I think such a conclusion is inescapable as long as the issue is formulated in democratic terms.

So much becomes clear to whoever tries to summarize the options left to both blacks and whites.

We are to be tested in our patience, our forbearance, our perseverance, our power to endure wrong, to withstand temptation, to economize, to acquire a new skill. . . . [T]his country demands that every race measure itself by the American standard. . . . This is a passport to all that is best in life, and the Negro must possess it or be debarred.  No race that has anything to contribute to the markets of the world is long in any degree ostracized.

Thus spoke Booker T. Washington.  Does such realistic advice have any future in the minds of the masses?  Here is MLK’s reply: “This is no time to engage in the luxury of cooling off or to take the tranquilizing drug of gradualism”—in other words, not to rely on procrastination, but to proceed with an immediacy of results.  And not only that.  What BTW actually asked of blacks was indeed that they forfeit their negritude (to use Aimé Césaire’s parlance), and literally become white, which is not only humiliating but amounts to reneging the soul they claim as peculiar to them.  What Stokely Carmichael or the Black Panthers came to demand was, logically enough, not to become Americans, not the freedom to enroll in white universities, not even to broaden a black bourgeoisie, but to impose a black culture, a black society, a black government: black power.

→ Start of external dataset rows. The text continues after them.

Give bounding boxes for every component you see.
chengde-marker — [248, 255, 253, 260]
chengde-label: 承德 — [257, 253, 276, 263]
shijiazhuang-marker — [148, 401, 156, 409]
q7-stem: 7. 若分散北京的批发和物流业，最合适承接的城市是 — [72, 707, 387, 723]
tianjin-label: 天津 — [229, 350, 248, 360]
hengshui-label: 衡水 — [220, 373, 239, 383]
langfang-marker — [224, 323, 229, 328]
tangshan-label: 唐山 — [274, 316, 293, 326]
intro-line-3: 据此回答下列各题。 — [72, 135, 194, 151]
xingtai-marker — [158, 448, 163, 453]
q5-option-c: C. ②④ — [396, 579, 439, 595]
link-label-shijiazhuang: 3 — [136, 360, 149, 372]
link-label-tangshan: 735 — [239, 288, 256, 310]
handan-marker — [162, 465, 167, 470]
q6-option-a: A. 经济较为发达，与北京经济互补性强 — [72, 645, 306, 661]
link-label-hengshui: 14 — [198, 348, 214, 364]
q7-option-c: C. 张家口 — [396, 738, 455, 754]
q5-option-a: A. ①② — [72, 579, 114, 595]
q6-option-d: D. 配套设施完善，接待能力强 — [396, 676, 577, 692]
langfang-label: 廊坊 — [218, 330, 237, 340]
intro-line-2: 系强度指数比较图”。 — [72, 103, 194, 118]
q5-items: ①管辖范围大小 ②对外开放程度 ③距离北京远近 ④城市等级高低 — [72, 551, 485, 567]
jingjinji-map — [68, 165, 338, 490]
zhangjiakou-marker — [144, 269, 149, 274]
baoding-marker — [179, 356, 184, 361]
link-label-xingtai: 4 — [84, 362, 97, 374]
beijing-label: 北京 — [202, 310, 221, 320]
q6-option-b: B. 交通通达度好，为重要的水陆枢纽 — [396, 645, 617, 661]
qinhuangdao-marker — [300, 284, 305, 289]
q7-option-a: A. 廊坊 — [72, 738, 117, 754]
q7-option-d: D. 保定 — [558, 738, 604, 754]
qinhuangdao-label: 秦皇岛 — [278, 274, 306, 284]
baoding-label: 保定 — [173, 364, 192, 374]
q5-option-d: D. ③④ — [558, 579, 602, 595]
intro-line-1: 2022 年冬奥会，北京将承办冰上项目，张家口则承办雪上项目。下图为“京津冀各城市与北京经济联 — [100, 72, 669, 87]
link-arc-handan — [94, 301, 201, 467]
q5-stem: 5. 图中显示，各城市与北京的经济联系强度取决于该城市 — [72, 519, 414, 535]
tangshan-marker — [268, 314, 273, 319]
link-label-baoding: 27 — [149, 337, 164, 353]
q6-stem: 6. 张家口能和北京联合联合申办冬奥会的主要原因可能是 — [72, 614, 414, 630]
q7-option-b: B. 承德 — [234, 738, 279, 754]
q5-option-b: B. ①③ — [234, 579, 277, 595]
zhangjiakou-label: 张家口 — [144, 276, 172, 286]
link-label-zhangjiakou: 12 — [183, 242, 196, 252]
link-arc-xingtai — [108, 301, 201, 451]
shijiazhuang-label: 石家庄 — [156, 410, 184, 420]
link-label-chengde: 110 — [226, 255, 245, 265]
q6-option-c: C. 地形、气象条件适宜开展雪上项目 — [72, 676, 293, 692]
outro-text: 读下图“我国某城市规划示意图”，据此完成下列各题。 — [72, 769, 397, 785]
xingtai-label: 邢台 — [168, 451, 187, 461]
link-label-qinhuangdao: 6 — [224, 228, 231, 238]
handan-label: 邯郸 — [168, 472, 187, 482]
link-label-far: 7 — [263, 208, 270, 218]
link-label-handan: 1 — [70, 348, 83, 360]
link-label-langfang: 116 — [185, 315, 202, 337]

Which spells the doom of all policies aimed at simply enforcing equality by a kind of systematic assistance (quotas or any sort of positive discrimination) whose only goal cannot be but the one white liberals were after, the assimilation of blacks.  On top of being condescending, and therefore insulting again, can it reasonably achieve anything other than to habituate the black population to welfare?

I really wonder if there is any logical solution to the issue in our present Western democracies, short of a total upheaval of the current situation.  Socialist freedom and equality required the abolition of private ownership, which was demonstrably stupid but somehow feasible.  Socialism does not work for blacks as soon as they think they are exploited as blacks.  The freedom and equality Martin Luther King, Jr., demands “for the Negro community” requires that either the whites become blacks or the blacks become whites—the abolition of skin color.  This amounts very much, to quote King again, to “every valley be exalted and every hill be made low.”  Before this happens, Malcolm X more realistically—and again quite logically—demanded power not for the proletariat, but for blacks.

Democracy is responsible for the way the racial issue becomes this insoluble dilemma: Short of both blacks and whites accepting hybridization, the choice is between eradication or oppression of one race by the other.  For, as I have said many times, democracy is a society in which every citizen considers himself a god or a king, so that it is doomed to be a society whose fabric is the war of all against all.  And when a certain number of those citizens happen to acquire, because of the color of their skin, a spontaneous class consciousness, then it is doomed to become a society whose fabric is a struggle to death, not only of classes anymore, but of races.